DRAMATURG'S NOTE
By the time Georg Büchner completed Leonce and Lena (1836) as his submission to a publisher’s (J.G. Cotta) competition for one- and two-act plays, he had created a biographer’s timeline unique enough to make any head turn. He was 23 years old when he finished Leonce and Lena. And though this might seem a common age for a writer to be entering a phase of maturation and productivity, Büchner was a more unusual case. He had already attempted to incite a revolution in Giessen with the covertly distributed pamphlet, The Hessian Messenger (1834); he had mastered and brilliantly exhibited his skill for citationality in his drama, Danton’s Death (1835); he had anticipated literary modernism in his narrative fragment Lenz (1835); he had translated Victor Hugo’s Lucretia Borgia and Maria Tudor (1835); and he had completed his doctoral thesis on cranial nerves in fish, On the Nervous System of the Barbel (1836).

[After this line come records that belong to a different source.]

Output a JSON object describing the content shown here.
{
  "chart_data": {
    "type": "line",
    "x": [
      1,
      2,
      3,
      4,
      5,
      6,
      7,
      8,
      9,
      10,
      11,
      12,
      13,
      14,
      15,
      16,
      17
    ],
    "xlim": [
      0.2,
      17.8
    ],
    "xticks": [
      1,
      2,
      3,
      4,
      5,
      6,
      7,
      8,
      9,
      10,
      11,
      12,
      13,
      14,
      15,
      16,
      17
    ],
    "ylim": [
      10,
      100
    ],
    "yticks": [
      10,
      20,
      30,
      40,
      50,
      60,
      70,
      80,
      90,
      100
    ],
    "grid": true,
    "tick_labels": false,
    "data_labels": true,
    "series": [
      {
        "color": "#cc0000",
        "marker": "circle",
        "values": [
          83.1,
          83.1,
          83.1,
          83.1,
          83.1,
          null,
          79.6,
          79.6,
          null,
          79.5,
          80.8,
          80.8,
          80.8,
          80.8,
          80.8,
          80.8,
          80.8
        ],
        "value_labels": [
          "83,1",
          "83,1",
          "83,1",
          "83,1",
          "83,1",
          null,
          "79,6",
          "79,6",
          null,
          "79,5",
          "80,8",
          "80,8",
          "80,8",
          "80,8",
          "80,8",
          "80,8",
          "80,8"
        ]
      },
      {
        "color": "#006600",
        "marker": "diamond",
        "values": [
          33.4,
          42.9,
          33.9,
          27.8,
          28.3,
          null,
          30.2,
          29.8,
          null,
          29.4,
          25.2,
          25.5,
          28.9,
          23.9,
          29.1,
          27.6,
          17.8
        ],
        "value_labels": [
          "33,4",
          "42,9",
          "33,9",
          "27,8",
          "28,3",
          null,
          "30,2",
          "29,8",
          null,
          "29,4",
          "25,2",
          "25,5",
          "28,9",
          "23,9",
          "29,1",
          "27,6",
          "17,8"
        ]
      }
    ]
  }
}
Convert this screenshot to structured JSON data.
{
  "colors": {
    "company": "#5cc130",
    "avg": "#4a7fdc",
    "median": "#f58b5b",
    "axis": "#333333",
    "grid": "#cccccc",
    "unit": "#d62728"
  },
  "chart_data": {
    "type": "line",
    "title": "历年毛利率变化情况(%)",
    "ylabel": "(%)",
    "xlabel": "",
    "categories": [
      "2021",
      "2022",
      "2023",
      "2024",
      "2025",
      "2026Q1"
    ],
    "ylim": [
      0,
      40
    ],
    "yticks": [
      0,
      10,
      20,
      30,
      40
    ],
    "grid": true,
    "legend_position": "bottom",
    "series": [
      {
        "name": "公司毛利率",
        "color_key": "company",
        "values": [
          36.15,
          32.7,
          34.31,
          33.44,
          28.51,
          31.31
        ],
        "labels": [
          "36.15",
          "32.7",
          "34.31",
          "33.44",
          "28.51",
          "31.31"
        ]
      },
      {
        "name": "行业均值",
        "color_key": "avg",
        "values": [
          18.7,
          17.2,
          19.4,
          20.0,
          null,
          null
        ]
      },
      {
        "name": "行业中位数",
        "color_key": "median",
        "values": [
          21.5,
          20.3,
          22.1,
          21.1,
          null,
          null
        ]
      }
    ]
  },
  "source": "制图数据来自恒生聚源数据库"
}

Büchner would die before his 24th birthday in 1837, but not before he left the world with one of the most extraordinary and curious fragments in the dramatic literary canon, Woyzeck.
Leonce and Lena seems to fit nicely in this unpredictable timeline; it borrows and references just enough to keep the scholars busy, but it is also just bizarre enough to keep the same scholars scratching their heads. It is creepy enough to ward off bleeding heart lovers, but poetically sophisticated enough to entice the romantics. Like so much of Büchner’s work, it is seemingly out of place in time, both within the traditions of its creation and amidst the traditions in which it is produced. And if one were to attempt to establish that rigid social contract that we so casually term “genre”, surely a trial would be in order to determine the contract’s validity. The play ends in a marriage, giving us the familiar feel of a comedy, but the bride and groom are a melancholic pair referred to as “puppets” and “automata” until we wonder, as Büchner often did, how much autonomy they really have over their fate. Does fate play a role in how their lives unfold, or is everything merely left to chance? Or neither? Is their destiny pre-programmed?
Büchner’s delightful tale incorporates elements from Commedia dell’arte, Shakespeare, Late Enlightenment philosophy, German Romanticism, and Sturm und Drang, while also pre-dating Epic Theater, Theater of the Absurd, and Postmodernism. Our students have also keenly pointed out in their research and aesthetic choices how Seattle grunge is a fitting, contemporary interpretation.